S'il Y a chez l'homme une faculté religieuse, indéfiniment perfectible, comme toutes nos autres facultés, la liberté est donc la condition essentielle de toute croyance; car sans liberté il n'y a pas de progrès. Qu'est-ce que le progrès d'un être intelligent et moral, sinon une perpétuelle éducation librement acquise, ou librement acceptée? En religion comme en politique, il n'y a done de société légitime que celle qui laisse pleine carrière à la pensée. C'est ce que Benjamin. Constant exprimait d'une façon moins générale, en distinguant deux sortes de religion, l'une où l'individu raisonnait sa croyance, l'autre, où des prêtres, intermédiaires privilégiés entre Dieu et le fidèle, imposaient un symbole qu'on ne discutait pas. C'était là le troisième fait qu'il établissait, en appelant l'histoire à son secours.

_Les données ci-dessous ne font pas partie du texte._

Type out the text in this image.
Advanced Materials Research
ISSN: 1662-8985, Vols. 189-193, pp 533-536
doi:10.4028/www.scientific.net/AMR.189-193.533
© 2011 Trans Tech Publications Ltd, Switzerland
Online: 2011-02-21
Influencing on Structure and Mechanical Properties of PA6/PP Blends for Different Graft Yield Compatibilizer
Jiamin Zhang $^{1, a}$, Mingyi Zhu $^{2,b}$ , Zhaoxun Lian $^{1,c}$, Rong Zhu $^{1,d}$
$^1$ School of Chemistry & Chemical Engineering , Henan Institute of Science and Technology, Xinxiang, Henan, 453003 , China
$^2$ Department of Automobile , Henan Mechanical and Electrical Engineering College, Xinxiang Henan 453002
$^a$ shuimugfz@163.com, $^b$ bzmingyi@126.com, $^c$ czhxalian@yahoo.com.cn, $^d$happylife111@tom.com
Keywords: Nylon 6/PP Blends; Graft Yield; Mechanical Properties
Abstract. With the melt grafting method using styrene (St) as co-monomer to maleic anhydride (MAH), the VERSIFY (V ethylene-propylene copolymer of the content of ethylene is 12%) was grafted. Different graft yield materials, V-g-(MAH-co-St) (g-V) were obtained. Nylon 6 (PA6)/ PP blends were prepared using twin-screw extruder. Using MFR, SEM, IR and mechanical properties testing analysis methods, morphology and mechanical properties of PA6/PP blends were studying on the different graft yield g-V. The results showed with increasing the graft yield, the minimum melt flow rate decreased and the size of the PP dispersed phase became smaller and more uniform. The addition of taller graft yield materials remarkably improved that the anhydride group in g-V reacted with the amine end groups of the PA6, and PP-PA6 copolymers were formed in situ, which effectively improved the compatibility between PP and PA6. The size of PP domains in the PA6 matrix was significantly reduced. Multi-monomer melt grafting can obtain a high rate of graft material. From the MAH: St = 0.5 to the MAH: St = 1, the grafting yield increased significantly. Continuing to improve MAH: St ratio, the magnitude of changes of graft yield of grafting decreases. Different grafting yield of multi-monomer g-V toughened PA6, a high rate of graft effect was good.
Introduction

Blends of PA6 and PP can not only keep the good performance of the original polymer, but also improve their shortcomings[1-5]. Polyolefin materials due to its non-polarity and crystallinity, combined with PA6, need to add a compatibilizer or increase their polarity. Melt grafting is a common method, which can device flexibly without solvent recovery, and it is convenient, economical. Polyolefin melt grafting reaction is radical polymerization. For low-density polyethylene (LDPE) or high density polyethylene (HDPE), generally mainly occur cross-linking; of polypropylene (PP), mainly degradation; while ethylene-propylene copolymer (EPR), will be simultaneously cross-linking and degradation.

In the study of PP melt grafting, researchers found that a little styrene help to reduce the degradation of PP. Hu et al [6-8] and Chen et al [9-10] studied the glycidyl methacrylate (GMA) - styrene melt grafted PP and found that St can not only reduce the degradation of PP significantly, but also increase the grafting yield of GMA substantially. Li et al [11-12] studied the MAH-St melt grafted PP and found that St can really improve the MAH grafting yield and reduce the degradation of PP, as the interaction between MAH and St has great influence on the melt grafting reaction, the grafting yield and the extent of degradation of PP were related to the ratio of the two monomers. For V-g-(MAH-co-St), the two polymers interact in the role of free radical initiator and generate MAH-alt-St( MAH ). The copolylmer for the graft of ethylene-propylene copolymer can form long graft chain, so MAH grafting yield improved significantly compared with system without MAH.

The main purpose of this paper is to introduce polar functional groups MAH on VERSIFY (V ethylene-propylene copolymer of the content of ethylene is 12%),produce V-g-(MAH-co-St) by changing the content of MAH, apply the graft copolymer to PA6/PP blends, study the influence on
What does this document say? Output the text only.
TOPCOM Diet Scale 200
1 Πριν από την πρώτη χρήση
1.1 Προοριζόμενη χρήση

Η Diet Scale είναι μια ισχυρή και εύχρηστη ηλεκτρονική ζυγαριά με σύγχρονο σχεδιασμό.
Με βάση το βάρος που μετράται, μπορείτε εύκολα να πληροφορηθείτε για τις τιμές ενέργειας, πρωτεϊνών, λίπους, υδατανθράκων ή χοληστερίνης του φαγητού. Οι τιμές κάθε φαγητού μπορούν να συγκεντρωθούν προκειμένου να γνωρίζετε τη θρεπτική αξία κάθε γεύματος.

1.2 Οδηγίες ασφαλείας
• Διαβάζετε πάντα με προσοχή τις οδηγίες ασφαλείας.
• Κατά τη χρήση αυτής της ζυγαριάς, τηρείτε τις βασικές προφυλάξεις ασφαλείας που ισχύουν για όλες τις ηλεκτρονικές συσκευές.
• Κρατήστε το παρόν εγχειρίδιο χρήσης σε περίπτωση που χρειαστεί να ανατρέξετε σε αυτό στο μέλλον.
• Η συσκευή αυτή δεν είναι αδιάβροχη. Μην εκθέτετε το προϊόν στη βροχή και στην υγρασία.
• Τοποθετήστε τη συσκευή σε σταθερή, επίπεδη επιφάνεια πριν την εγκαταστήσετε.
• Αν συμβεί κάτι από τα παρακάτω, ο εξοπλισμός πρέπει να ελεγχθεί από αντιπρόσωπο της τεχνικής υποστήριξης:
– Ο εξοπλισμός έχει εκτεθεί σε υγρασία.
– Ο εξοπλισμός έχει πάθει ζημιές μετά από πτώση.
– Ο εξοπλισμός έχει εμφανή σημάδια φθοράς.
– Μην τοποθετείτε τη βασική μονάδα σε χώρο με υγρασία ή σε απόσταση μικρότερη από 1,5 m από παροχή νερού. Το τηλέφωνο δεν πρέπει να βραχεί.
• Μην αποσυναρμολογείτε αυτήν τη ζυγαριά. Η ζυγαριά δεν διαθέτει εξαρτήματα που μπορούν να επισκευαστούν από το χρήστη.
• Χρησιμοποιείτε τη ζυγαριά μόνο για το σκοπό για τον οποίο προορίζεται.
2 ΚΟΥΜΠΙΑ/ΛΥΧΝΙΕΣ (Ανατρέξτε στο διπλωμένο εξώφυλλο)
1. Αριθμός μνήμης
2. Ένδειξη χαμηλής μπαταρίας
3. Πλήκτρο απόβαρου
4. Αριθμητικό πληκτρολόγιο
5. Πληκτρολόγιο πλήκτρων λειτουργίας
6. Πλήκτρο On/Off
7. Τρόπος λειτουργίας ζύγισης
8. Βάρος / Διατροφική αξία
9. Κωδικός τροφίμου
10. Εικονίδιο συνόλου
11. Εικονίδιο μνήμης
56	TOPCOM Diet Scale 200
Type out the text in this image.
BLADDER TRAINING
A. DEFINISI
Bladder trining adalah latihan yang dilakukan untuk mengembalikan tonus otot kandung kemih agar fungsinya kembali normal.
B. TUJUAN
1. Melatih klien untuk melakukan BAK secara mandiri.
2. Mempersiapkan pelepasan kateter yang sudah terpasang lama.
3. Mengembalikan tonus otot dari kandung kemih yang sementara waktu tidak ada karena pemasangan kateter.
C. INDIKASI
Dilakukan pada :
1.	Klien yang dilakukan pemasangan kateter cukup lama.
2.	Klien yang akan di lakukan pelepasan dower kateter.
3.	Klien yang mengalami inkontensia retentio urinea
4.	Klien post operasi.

Suivant Benjamin Constant, partout où les prêtres s'étaient constitués en corporation privilégiée, il y avait eu ce qu'il nommait une religion sacerdotale, et, par suite, un arrêt imposé de vive force à la raison. « Si, disait-il, l'intérêt de la religion est de marcher d'un pas égal avec l'intelligence, tel n'est pas l'intérêt du sacerdoce. L'immutabilité des doctrines fait sa force, et la progression ébranle sa puissance. Aussi, dans tous les temps, le sacerdoce de toutes les religions a-t-il frappé d'anathème l'idée du changement, la tentative, ou seulement l'espoir de l'amélioration. Nous n'avons besoin que de rappeler les prêtres d'Égypte, les pontifes de l'ancienne Rome, et le sacerdoce chrétien jusqu'au protestantisme 2. »

L'influence funeste du despotisme religieux sur la civilisation, c'est la pensée dominante du livre de la Religion; c'est à cette démonstration que la plus grande partie de l'ouvrage est consacrée. L'histoire du Polythéisme romain n'a pas non plus d'autre objet. Les études religieuses, chez Benjamin Constant, sont la contre'épreuve des études politiques; de quelque côté qu'il commence ses recherches sur les conditions morales de l'humanité, il en arrive toujours à une même solution, la liberté.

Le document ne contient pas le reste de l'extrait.